International Efforts - Kenya
Since our founding in 1984, Paterson Habitat has tithed a percentage of its annual donations to help Habitat affiliates in developing nations. Our sister affiliate, HFH Kenya, has received over $500,000 in tithe donations which is equal to 450 homes built in Kenya.
In September 2011, a group of 7 volunteers from Paterson Habitat visited Kenya to work on Habitat for Humanity's 500,000th home worldwide. On World Habitat Day (October 3rd) the affiliate in Kenya dedicated the home while we simultaneously built the first walls of the 500,001st Habitat home. Here is a first hand account of the trip written by Team Kenya leader and Board President, Donna Brightman.
Report from Team Kenya
Seven volunteers from Paterson Habitat, myself included, spent the first week in September in the village of Maai Mahiu, Kenya, building Habitat for Humanity International's 500,000th house.
This was both a humbling and inspiring experience.
It was humbling to see the scope of the challenges faced by the people in Maai Mahiu and feel their gratitude for Habitat's help, and inspiring to experience their positive outlook despite conditions that would make most of us despair.
The village is a camp for families left homeless by an epidemic of violence directed at their three years ago. They were burned out of their homes and forced to flee with only what they could carry. For the last three years whole families have been living in leaky vinyl tents about three times the size of a North Jersey garden shed.
But you couldn't see that kind of hardship in the faces of the women who appeared out of nowhere every morning to sign and dance their thanks as we arrived at the work site. On that first morning, news of our arrival seemed to spread through the village instantly and we were surrounded by a welcoming throng of adults and children.

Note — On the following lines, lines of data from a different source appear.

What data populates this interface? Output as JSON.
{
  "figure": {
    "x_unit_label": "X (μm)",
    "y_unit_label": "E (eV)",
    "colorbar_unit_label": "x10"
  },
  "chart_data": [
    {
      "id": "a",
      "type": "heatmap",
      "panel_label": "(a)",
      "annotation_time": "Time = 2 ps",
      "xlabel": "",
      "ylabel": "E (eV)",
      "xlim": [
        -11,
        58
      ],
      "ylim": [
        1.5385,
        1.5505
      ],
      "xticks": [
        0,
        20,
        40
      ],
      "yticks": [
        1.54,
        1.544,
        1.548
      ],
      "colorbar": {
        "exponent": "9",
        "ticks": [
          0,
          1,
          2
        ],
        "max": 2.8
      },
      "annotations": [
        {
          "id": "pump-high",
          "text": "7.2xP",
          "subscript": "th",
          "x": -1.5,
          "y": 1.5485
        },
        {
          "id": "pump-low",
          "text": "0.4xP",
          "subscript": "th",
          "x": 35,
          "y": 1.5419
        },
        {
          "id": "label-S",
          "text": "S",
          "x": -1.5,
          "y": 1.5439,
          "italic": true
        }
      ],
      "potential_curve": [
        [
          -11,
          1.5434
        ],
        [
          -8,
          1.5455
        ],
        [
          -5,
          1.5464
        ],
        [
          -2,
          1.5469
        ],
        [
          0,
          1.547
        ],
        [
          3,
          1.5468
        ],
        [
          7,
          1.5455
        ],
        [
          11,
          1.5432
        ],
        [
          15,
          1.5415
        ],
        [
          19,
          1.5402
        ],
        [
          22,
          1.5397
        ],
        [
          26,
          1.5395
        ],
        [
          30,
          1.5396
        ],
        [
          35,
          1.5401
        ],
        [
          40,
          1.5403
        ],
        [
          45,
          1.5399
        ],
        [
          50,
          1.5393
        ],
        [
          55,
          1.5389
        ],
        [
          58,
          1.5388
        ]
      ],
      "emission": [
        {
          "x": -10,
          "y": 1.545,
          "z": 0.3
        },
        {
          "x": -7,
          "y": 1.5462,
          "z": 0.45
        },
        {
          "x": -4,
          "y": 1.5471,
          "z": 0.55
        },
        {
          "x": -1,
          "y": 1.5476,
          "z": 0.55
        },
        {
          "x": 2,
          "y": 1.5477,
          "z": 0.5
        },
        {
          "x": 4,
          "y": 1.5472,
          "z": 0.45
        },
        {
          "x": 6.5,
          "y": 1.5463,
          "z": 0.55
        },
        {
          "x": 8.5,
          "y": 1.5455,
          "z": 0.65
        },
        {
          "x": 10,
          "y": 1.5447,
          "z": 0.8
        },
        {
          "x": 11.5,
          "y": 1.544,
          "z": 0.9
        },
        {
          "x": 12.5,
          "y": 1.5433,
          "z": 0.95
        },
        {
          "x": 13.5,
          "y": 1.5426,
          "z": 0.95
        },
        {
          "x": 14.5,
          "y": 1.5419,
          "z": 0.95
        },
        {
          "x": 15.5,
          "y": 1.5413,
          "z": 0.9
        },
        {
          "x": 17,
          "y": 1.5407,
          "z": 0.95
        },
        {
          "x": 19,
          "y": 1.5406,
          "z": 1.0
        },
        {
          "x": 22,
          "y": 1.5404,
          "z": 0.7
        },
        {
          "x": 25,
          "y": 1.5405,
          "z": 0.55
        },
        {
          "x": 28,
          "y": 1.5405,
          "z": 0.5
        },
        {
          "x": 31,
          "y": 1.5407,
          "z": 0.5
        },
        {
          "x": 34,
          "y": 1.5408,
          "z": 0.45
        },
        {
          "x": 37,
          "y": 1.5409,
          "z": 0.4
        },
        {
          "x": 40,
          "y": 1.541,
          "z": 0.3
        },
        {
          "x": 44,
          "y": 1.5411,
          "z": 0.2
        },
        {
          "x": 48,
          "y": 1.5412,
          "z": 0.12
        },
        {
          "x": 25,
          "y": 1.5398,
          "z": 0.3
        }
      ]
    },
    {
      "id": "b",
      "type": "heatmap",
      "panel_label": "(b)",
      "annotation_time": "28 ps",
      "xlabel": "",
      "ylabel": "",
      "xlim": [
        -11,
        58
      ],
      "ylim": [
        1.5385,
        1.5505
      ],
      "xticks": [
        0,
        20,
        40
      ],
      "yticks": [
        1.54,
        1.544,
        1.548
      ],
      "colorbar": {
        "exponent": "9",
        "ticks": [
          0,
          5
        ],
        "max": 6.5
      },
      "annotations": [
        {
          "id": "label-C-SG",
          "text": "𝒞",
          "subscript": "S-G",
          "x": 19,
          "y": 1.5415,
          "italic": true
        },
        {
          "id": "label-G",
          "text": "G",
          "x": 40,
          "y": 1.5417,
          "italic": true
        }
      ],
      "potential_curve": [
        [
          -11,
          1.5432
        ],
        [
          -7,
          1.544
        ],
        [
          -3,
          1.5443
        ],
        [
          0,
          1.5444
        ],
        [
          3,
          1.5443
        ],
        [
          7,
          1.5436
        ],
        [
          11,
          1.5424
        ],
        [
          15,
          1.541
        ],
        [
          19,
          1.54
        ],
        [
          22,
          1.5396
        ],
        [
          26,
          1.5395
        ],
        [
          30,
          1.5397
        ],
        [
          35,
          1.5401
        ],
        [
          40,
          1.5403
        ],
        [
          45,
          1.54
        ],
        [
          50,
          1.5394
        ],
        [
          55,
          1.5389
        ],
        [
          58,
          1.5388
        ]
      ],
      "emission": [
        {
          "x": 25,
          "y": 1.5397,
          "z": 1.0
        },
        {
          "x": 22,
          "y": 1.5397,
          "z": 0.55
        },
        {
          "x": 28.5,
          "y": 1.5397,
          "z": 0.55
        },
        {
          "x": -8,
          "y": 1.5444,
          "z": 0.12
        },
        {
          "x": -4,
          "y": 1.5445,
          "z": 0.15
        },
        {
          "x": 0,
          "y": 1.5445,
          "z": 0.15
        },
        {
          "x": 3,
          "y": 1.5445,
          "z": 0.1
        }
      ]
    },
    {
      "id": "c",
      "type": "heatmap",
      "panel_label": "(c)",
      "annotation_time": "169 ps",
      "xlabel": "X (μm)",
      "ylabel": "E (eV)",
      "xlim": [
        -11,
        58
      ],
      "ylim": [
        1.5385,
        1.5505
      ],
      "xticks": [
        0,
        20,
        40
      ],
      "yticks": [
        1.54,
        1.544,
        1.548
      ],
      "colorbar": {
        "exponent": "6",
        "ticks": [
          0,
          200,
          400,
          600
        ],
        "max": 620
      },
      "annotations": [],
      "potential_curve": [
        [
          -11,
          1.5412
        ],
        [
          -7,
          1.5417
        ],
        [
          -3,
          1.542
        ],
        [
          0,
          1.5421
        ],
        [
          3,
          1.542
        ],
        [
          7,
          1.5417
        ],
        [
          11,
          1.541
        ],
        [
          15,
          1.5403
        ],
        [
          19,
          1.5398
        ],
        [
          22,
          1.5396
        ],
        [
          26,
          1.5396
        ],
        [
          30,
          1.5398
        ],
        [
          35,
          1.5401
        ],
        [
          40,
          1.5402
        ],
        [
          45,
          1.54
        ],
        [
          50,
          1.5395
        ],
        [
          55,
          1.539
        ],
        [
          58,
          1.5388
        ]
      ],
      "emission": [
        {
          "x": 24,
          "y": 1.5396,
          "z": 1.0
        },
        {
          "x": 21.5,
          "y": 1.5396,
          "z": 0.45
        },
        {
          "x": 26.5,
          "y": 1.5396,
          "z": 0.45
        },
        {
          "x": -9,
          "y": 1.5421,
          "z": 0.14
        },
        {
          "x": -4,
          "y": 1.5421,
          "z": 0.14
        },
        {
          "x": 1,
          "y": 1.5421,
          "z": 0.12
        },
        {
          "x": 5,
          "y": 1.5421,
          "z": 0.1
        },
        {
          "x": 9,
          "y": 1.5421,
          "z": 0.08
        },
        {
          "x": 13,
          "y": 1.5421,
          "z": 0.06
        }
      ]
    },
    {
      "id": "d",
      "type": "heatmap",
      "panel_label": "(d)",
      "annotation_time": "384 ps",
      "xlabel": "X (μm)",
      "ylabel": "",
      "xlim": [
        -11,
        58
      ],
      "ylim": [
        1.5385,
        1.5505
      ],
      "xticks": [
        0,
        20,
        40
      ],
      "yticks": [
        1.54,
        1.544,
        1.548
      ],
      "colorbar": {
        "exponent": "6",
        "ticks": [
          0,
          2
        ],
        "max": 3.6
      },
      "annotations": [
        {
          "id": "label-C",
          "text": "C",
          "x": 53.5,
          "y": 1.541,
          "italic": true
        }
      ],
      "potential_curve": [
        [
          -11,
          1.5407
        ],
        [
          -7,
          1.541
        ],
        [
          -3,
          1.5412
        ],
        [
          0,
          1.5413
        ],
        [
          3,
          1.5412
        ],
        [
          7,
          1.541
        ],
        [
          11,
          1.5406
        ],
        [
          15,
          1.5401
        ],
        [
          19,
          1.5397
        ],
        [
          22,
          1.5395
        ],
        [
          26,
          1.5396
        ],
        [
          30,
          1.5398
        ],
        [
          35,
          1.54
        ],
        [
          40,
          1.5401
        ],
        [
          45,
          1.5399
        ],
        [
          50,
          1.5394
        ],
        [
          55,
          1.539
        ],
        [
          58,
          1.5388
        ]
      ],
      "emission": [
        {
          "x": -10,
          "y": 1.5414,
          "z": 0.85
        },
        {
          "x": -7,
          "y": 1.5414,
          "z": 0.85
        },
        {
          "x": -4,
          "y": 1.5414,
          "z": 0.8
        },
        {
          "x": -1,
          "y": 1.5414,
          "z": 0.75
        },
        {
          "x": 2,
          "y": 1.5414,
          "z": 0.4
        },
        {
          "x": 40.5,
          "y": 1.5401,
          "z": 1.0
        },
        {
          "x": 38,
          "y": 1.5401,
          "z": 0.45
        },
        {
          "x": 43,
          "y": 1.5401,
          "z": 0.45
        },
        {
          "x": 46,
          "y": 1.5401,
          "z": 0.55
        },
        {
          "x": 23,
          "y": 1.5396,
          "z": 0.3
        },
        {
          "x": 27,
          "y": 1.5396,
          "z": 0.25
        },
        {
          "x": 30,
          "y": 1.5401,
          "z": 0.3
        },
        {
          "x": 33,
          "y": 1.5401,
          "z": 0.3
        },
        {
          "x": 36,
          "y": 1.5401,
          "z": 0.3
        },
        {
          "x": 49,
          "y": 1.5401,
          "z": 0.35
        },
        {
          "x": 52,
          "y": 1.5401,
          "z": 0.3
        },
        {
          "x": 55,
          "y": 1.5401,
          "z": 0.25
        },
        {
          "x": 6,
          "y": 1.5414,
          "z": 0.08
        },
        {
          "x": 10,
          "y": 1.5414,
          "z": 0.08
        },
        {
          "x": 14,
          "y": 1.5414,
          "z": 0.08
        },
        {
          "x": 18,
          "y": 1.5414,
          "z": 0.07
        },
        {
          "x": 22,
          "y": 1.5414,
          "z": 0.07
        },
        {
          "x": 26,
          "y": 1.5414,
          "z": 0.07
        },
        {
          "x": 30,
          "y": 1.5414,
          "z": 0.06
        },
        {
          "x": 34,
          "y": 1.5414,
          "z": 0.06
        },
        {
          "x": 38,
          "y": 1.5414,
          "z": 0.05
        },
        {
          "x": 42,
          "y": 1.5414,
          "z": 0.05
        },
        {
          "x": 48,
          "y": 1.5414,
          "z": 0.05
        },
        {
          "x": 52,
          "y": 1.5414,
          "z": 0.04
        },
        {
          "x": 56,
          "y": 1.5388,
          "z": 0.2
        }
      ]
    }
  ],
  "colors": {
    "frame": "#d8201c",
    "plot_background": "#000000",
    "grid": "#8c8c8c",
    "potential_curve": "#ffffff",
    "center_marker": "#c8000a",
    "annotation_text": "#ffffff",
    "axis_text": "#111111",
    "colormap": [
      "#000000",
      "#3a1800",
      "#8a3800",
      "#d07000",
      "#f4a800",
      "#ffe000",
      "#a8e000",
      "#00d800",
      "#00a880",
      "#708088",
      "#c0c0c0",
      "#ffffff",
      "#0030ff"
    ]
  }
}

The Paterson Habitat volunteers included four other board members: Rev. Stafford Miller, found and senior pastor of St. Phillip's Ministry of the UMC in Paterson; Michael Rolls, a CPA and Paterson Habitat treasurer; T.J. Best, a Habitat homeowner who became the youngest member ever elected to the Paterson Board of Education; and Orville Morales, a social media consultant who produced a daily blog covering out mission to Kenya. Rounding out the team were Lynn Florence, a nurse from Oakland who was returning to Kenya after serving there with the Peace Corps 10 years ago; and Jolie Umstead, a student at William Paterson University.
Like all the houses Habitat for Humanity is building in Maai Mahiu, the house we worked on was a very simple cement structure divided into three rooms with an outdoor latrine and plot of land for growing produce. The aluminum roof was held up by wooden trusses, which we installed with the help of an expert coach, Steve Thomas, former host of the popular PBS TV show This Old House.
The design and cost of these houses is modest, but there is nothing modest about the impact they have on the lives of people in the developing world. Paterson Habitat has been able to partner with 450 families in Kenya alone to help them achieve the dignity and safety of decent, affordable homes. This is only possible because of the global tithing financed by our donors.
Donors often mention the satisfaction they get in seeing the positive impact of their support in the form of new homes and revived neighborhoods right here in Paterson. I wish every one of our donors could see the impact their support is also making in places like Maai Mahiu. I can't wait to return next year when PHFH sends another group.